Sumber pakan merupakan kebutuhan pokok atau komponen utama dalam suatu habitat untuk memenuhi kebutuhan hidup satwa (Ananthasubramaniam 1992). Ketersediaan pakan dipengaruhi oleh faktor lingkungan fisik habitat, seperti iklim dan tanah sebagai media pertumbuhan. Ketersediaan pakan yang cukup berpengaruh pada tingkat kesejahteraan satwa, sehingga dihasilkan satwa-satwa yang mempunyai daya reproduksi tinggi dan ketahanan terhadap penyakit yang juga tinggi. Menurut Alikodra (1979), tumbuh-tumbuhan yang dimakan gajah dapat dikenali dengan melihat patahan batang, patahan cabang, rengkuhan cabang, kupasan kulit, dorongan dan tusukan gading.

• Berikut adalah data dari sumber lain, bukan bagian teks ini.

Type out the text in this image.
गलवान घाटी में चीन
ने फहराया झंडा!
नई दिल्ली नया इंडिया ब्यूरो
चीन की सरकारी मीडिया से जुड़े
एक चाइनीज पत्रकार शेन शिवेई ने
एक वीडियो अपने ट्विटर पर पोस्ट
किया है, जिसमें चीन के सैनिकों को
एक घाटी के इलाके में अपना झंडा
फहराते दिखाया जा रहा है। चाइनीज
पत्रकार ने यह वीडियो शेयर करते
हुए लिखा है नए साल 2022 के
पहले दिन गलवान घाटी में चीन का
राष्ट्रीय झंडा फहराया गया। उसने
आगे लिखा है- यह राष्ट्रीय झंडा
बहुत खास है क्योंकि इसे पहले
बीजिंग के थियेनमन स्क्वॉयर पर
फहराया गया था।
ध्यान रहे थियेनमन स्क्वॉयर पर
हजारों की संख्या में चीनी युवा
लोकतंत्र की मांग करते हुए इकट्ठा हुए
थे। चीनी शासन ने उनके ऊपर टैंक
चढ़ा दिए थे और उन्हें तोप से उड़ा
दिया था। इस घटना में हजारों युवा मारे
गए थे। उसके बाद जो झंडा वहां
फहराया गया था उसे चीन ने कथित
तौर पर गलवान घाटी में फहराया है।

Dalam hubungan dengan reproduksi, ketersediaan pakan dengan kualitas dan kuantitas yang cukup akan mempengaruhi fertilitas dan fekunditas satwa. Gajah Sumatera termasuk satwa herbivora sehingga membutuhkan ketersediaan

makanan hijauan yang cukup di habitatnya (Barnes 1982). Gajah juga membutuhkan habitat yang bervegetasi pohon untuk makanan pelengkap dalam memenuhi kebutuhan mineral kalsium guna memperkuat tulang, gigi, dan gading. Karena pencernaannya kurang sempurna, gajah dewasa dengan berat 3000-4000 kg, pada kondisi alami membutuhkan makanan yang sangat banyak, yaitu 200-300 kg hijauan segar per hari untuk setiap ekor gajah dewasa atau 5-10% dari berat badannya (WWF 2005; Altevogt dan Kurt 1975; Lekagul dan McNeely 1977). Dalam satu hari aktivitas gajah sekitar 16-18 jam, sebagian besar waktunya untuk makan (70-90%).

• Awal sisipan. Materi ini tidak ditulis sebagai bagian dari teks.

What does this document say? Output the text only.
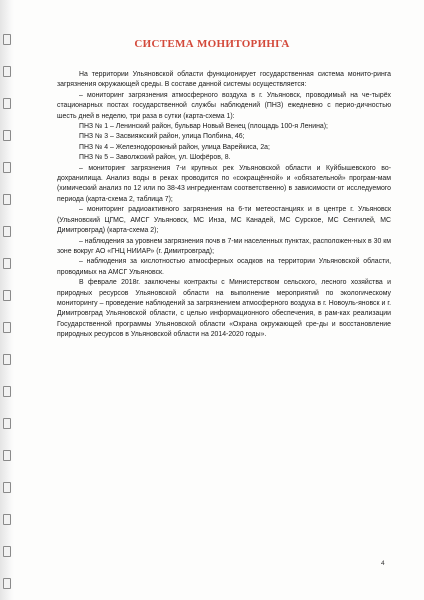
СИСТЕМА МОНИТОРИНГА

На территории Ульяновской области функционирует государственная система монито-ринга загрязнения окружающей среды. В составе данной системы осуществляется:

– мониторинг загрязнения атмосферного воздуха в г. Ульяновск, проводимый на че-тырёх стационарных постах государственной службы наблюдений (ПНЗ) ежедневно с перио-дичностью шесть дней в неделю, три раза в сутки (карта-схема 1):

ПНЗ № 1 – Ленинский район, бульвар Новый Венец (площадь 100-я Ленина);

ПНЗ № 3 – Засвияжский район, улица Полбина, 46;

ПНЗ № 4 – Железнодорожный район, улица Варейкиса, 2а;

ПНЗ № 5 – Заволжский район, ул. Шофёров, 8.

– мониторинг загрязнения 7-и крупных рек Ульяновской области и Куйбышевского во-дохранилища. Анализ воды в реках проводится по «сокращённой» и «обязательной» програм-мам (химический анализ по 12 или по 38-43 ингредиентам соответственно) в зависимости от исследуемого периода (карта-схема 2, таблица 7);

– мониторинг радиоактивного загрязнения на 6-ти метеостанциях и в центре г. Ульяновск (Ульяновский ЦГМС, АМСГ Ульяновск, МС Инза, МС Канадей, МС Сурское, МС Сенгилей, МС Димитровград) (карта-схема 2);

– наблюдения за уровнем загрязнения почв в 7-ми населенных пунктах, расположен-ных в 30 км зоне вокруг АО «ГНЦ НИИАР» (г. Димитровград);

– наблюдения за кислотностью атмосферных осадков на территории Ульяновской области, проводимых на АМСГ Ульяновск.

В феврале 2018г. заключены контракты с Министерством сельского, лесного хозяйства и природных ресурсов Ульяновской области на выполнение мероприятий по экологическому мониторингу – проведение наблюдений за загрязнением атмосферного воздуха в г. Новоуль-яновск и г. Димитровград Ульяновской области, с целью информационного обеспечения, в рам-ках реализации Государственной программы Ульяновской области «Охрана окружающей сре-ды и восстановление природных ресурсов в Ульяновской области на 2014-2020 годы».

4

Kebutuhan pakan gajah dapat di estimasi berdasarkan biomassa dari vegetasi. Dengan mengatahui jumlah biomassa di suatu habitat maka dapat diketahui berapa ekor gajah yang bisa ditampung. Menurut Sukumar (2003), kebutuhan gajah 1,5% bahan kering dari bobot badan per hari.

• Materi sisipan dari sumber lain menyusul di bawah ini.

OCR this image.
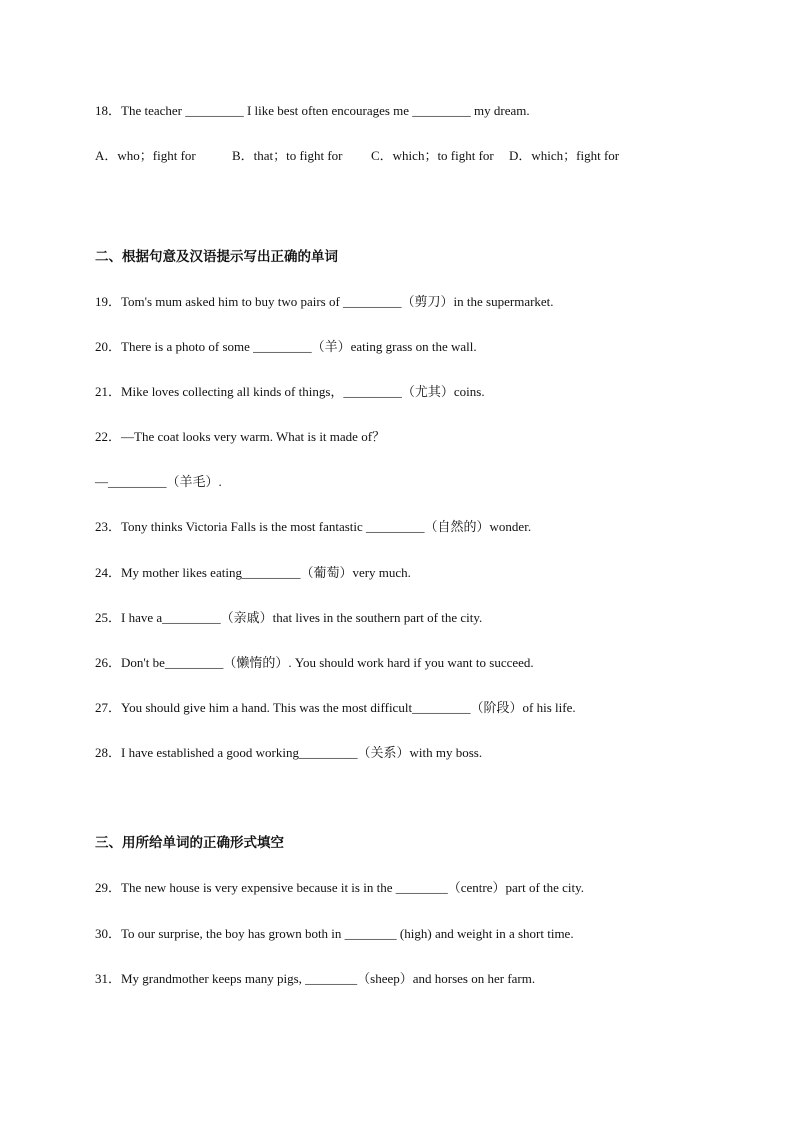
18．The teacher _________ I like best often encourages me _________ my dream.
A．who；fight for	B．that；to fight for C．which；to fight for D．which；fight for
二、根据句意及汉语提示写出正确的单词
19．Tom's mum asked him to buy two pairs of _________（剪刀）in the supermarket.
20．There is a photo of some _________（羊）eating grass on the wall.
21．Mike loves collecting all kinds of things，_________（尤其）coins.
22．—The coat looks very warm. What is it made of？
—_________（羊毛）.
23．Tony thinks Victoria Falls is the most fantastic _________（自然的）wonder.
24．My mother likes eating_________（葡萄）very much.
25．I have a_________（亲戚）that lives in the southern part of the city.
26．Don't be_________（懒惰的）. You should work hard if you want to succeed.
27．You should give him a hand. This was the most difficult_________（阶段）of his life.
28．I have established a good working_________（关系）with my boss.
三、用所给单词的正确形式填空
29．The new house is very expensive because it is in the ________（centre）part of the city.
30．To our surprise, the boy has grown both in ________ (high) and weight in a short time.
31．My grandmother keeps many pigs, ________（sheep）and horses on her farm.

Menurut taksiran Poniran (1974) seekor gajah Sumatera membutuhkan air minum sebanyak 20-50 liter/hari, tetapi menurut Lekagul dan McNeely (1977) kebutuhan minum gajah Thailand tidak kurang dari 200 liter per hari.

Air termasuk komponen pakan, yang berfungsi dalam proses kimia dan fisik pencernaan makanan. Air dibutuhkan untuk menyejukkan tubuh karena adanya proses evaporasi di lingkungan yang panas. Sebagian besar satwa hidupnya sangat tergantung pada air dalam jumlah dan bentuk ketersediaan sangat bervariasi, tergantung kebutuhan satwa. Bahkan satwa liar utuk mendapatkan air di musim kering, punya bermacam- macam cara. Satwa-satwa yang mobilitasnya tinggi akan melakukan migrasi untuk mendapatkan air di musim kering, dan gajah yang kebutuhan airnya banyak, akan menggali dasar sungai kering, menyediakan air untuk kebutuhannya (Bailey 1984; Sukumar 1989).

Sumber air merupakan komponen pendukung kehidupan di habitat gajah. Biasanya sumber air tersebut dalam bentuk air mengalir maupun air yang tergenang. Sumber-sumber air yang mengalir berupa sungai besar dan kecil, baik yang mengalir sepanjang tahun maupun yang mengalir hanya pada musim hujan. Sedangkan air yang tergenang, biasanya berupa rawa-rawa yang umumnya tidak pernah kering di musim kering. Sumber air tersebut digunakan oleh gajah sebagai air minum, mandi, berkubang dan berlumpur, serta media untuk membina

hubungan antar anggota kelompok (sosialisasi). Ketersediaan air ditentukan oleh faktor biotik dan faktor fisik lainnya. Ketika sumber-sumber air mengalami kekeringan, gajah dapat melakukan penggalian air sedalam 50-100 cm di dasar- dasar sungai yang kering dengan menggunakan kaki depan dan belalainya (WWF 2005).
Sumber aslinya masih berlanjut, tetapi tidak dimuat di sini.